Per completezza d’informazione bisogna dire che i regolamenti adottati in Italia riguardanti i calciatori giovani prevedono che la società di appartenenza faccia loro un contratto professionistico con un ingaggio al minimo dello stipendio (per le squadre di serie A questo ingaggio è nell’ordine all’incirca di 2.500-3.000 euro lordi al mese) e per la durata di tre anni entro il 30 giugno dell’anno in cui il giovane compie vent’anni; mentre l’anno prima esiste la possibilità di stipulare una sorta di pre-contratto, chiamato addestramento tecnico, che prevede un salario a cifre inferiori e permette alla società di valutare ancora per un anno le potenzialità del giovane. Questo vuol dire che la società che milita in un campionato professionistico per continuare ad avere un ragazzo che ha compiuto venti anni fra i propri tesserati deve obbligatoriamente offrirgli un contratto professionistico, altrimenti il giovane calciatore è libero di andare a giocare in qualsiasi squadra, senza il benestare della società nella quale è cresciuto. Questa regola può aiutare a capire perché squadre come il Torino danno in comproprietà i loro giovani calciatori. Simone e Gianmario sono entrambi del 1992, l’uno del 3 aprile l’altro del 3 maggio, quindi da poco hanno compiuto entrambi diciannove anni. Alla luce di tutto ciò ognuno valuti, come meglio crede, i motivi che possono aver spinto il Torino e Benedetti e Comi a scegliere la strada della comproprietà.

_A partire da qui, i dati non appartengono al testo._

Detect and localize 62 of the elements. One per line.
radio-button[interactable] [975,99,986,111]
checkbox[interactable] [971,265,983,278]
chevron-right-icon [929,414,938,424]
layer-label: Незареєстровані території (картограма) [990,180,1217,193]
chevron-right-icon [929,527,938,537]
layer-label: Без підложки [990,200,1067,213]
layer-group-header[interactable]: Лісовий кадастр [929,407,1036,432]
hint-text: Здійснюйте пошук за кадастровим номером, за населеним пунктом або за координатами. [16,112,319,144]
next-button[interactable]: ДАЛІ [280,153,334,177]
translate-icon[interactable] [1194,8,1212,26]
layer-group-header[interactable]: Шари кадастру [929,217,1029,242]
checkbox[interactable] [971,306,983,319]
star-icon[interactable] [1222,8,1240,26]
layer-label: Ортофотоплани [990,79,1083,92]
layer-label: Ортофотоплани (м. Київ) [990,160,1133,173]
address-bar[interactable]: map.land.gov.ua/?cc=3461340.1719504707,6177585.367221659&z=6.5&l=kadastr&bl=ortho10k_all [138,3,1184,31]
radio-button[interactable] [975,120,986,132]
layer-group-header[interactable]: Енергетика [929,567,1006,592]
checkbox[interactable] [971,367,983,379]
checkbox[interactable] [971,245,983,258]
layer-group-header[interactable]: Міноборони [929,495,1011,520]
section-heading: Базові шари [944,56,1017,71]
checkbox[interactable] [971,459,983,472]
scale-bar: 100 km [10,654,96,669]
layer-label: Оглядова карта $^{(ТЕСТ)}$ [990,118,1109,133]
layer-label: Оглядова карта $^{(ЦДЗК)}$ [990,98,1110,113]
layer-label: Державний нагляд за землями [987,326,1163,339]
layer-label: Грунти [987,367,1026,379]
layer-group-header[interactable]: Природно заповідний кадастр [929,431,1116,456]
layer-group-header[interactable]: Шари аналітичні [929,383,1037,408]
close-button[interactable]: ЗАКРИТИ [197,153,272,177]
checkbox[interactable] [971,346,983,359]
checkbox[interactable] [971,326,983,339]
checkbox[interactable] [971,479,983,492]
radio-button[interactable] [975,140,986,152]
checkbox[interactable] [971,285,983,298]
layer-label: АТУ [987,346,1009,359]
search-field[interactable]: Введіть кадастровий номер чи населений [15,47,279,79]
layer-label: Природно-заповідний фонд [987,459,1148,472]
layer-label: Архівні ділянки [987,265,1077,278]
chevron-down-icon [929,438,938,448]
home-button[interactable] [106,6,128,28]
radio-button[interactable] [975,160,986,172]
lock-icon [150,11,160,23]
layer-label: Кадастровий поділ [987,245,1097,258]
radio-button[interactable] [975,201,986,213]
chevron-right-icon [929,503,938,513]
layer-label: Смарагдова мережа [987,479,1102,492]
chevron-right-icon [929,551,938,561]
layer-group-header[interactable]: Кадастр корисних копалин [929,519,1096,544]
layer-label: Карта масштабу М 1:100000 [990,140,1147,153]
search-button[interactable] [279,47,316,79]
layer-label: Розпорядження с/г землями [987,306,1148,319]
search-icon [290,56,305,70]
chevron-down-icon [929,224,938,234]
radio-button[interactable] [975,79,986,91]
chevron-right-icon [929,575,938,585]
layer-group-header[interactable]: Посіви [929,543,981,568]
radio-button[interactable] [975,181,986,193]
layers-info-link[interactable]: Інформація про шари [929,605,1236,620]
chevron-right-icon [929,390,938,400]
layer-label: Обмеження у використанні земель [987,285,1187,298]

Tornando all’urgenza di formare al meglio la rosa della prima squadra, seguendo le indicazioni di mister Ventura, Petrachi e Cairo, oltre a valutare le richieste che arrivano per Ogbonna e a cercare di piazzare i giocatori che non sono ritenuti indispensabili all’impianto di gioco, sono impegnati in frenetiche trattative in particolar modo per trovare la quadra per il centrocampo e rafforzare anche il reparto difensivo, senza scordare che anche in attacco, se va via Bianchi, un altro innesto serve. Terlizzi, Glik, Guberti, Ceravolo, Gazzi, Iori, Meggiorini, Sciacca, Basha e Darmian e Strasser sono sempre nel mirino, ma anche da valutare se vogliono giocare in B e da trattare con le società d’appartenenza, perché non tutte sono disposte a dare i loro calciatori in prestito o ad aprire comproprietà.